Renata Ponce was able to contribute a piece to the puzzle. Whilst working on her dissertation at UNAM in Querétaro, she had investigated how stress affected the memories of rats, how it impacted their brain cells. In Berlin she is now working with in-vitro cell models and neurons in a cell culture to explore how the stressors, e.g., the stress hormones cortisol and its derivatives, change the tau protein. Once a week, she discusses her findings with Susanne Wegmann who sees mentoring as her most important duty as a host.
“I had extremely good mentors who passed on their knowledge to me and have played a big part in my success,” explains the DZNE group leader who, this very year, was awarded the Rainwater Prize for Innovative Early-Career Scientists. “The future of science doesn’t lie with lone warriors, but in dedicated mentoring and people who ask how their staff members are doing: have they got everything they need to get on?” In order to stop women from becoming discouraged because most leading positions in science are still held by men, Wegmann’s mentoring role is particularly important to her in ensuring equal opportunities and diversity are not just catchwords. “If I know how I can and must assert myself in a male-dominated system, how to overcome hurdles, then I should certainly leverage opportunities like the Humboldt Foundation’s Scouting Programme to pass on my knowledge to other women,” she is convinced.
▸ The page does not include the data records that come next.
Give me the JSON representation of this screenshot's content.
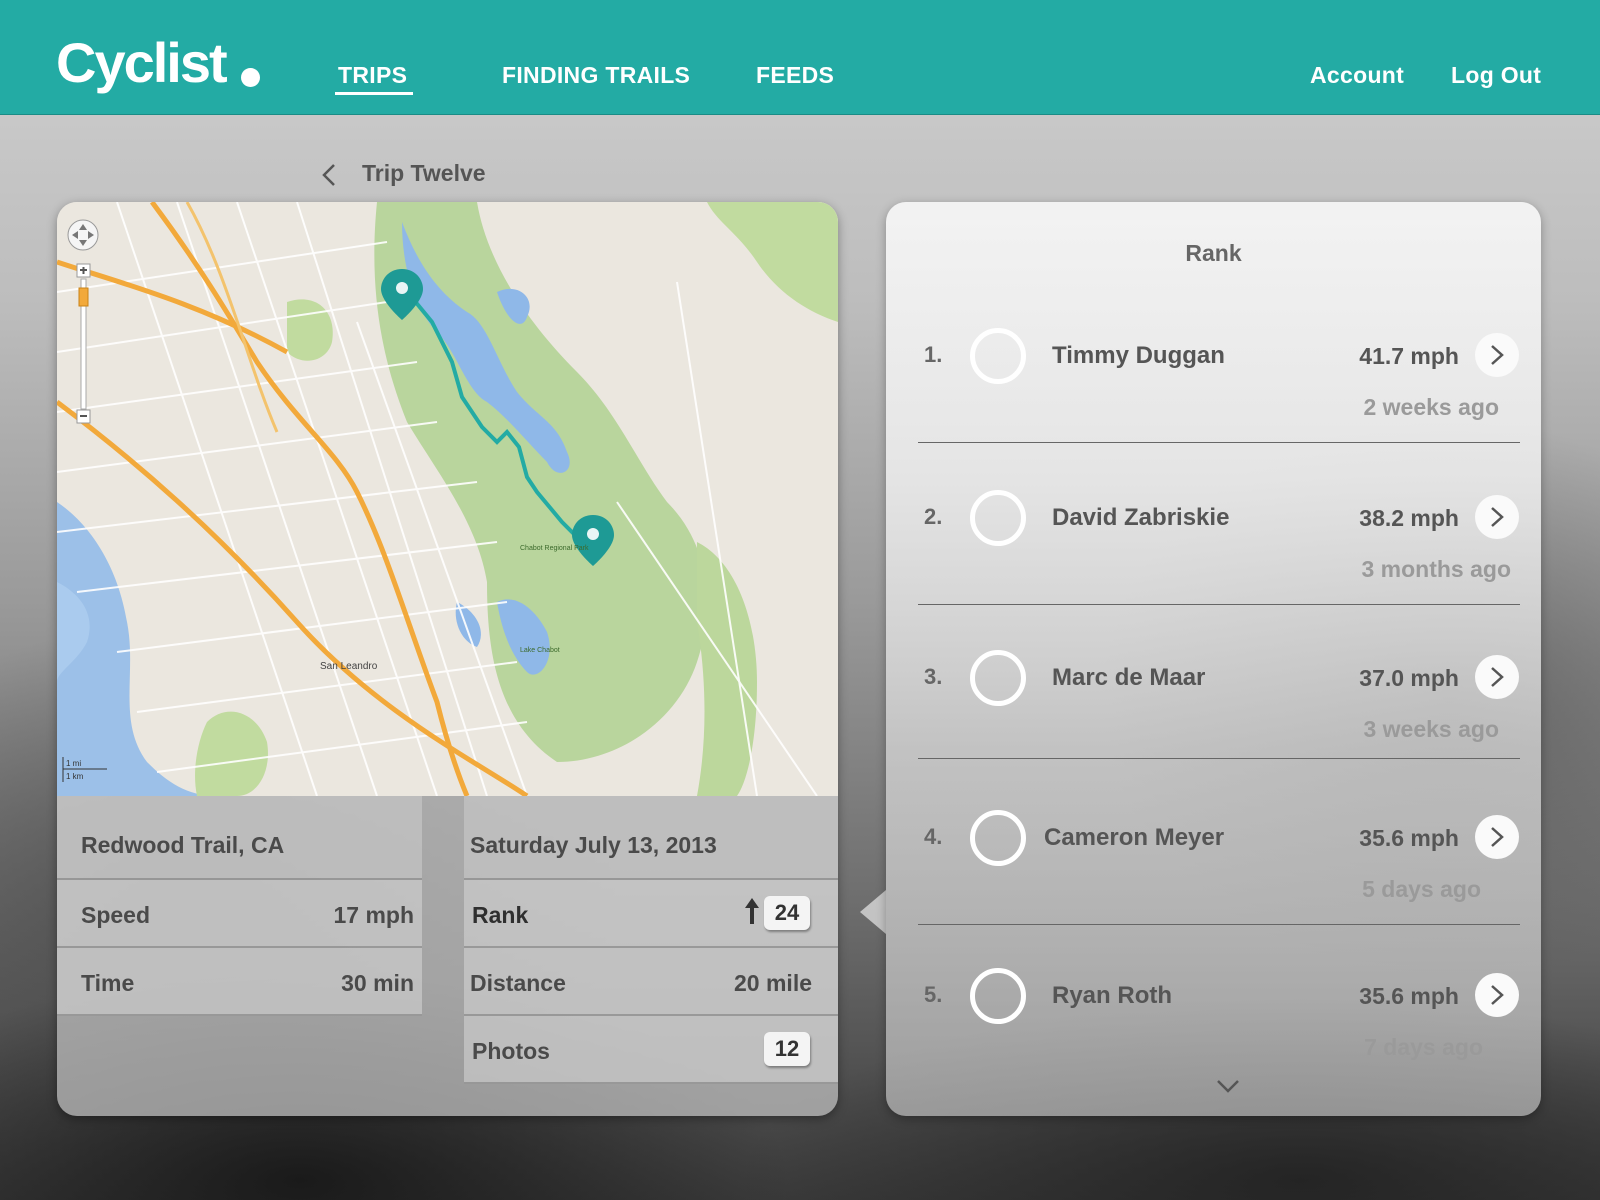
{
  "app": {
    "logo": "Cyclist",
    "nav": {
      "trips": "TRIPS",
      "finding_trails": "FINDING TRAILS",
      "feeds": "FEEDS",
      "account": "Account",
      "logout": "Log Out"
    },
    "accent_color": "#23aba4"
  },
  "breadcrumb": {
    "title": "Trip Twelve"
  },
  "map": {
    "labels": {
      "san_leandro": "San Leandro",
      "chabot": "Chabot Regional Park",
      "lake_chabot": "Lake Chabot",
      "scale_mi": "1 mi",
      "scale_km": "1 km"
    }
  },
  "trip": {
    "location": "Redwood Trail, CA",
    "date": "Saturday July 13, 2013",
    "speed_label": "Speed",
    "speed_value": "17 mph",
    "time_label": "Time",
    "time_value": "30 min",
    "rank_label": "Rank",
    "rank_value": "24",
    "distance_label": "Distance",
    "distance_value": "20 mile",
    "photos_label": "Photos",
    "photos_value": "12"
  },
  "rank_panel": {
    "title": "Rank",
    "entries": [
      {
        "num": "1.",
        "name": "Timmy Duggan",
        "speed": "41.7 mph",
        "when": "2 weeks ago"
      },
      {
        "num": "2.",
        "name": "David Zabriskie",
        "speed": "38.2 mph",
        "when": "3 months ago"
      },
      {
        "num": "3.",
        "name": "Marc de Maar",
        "speed": "37.0 mph",
        "when": "3 weeks ago"
      },
      {
        "num": "4.",
        "name": "Cameron Meyer",
        "speed": "35.6 mph",
        "when": "5 days ago"
      },
      {
        "num": "5.",
        "name": "Ryan Roth",
        "speed": "35.6 mph",
        "when": "7 days ago"
      }
    ]
  }
}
Now, Renata Ponce can benefit from this. “When you come from one of the less highly developed countries or from an emerging economy you have learnt to reach conclusions under adverse circumstances, to deal with irregularities and shortages, find ways of working around things, be creative. This ability and the fantastic research conditions here at Charité now come together. I have the feeling that they drive each other, and that is very empowering,” she explains. Ponce now has the opportunity to publish the research findings she has achieved in the last months and those to come in a prestigious publishing venue. When she embarked on her Germany adventure at such short notice last autumn, she negotiated with her employer in Mexico to hold her position open for her at the hospital. It is, however, much more likely that the postdoc position at DZNE in Berlin will kick-start her international career in brain research. “It is fantastic to see how much energy, motivation and creativity Renata is displaying in her research. These are exactly the attributes that will take her forward in her academic career,” says mentor Susanne Wegmann.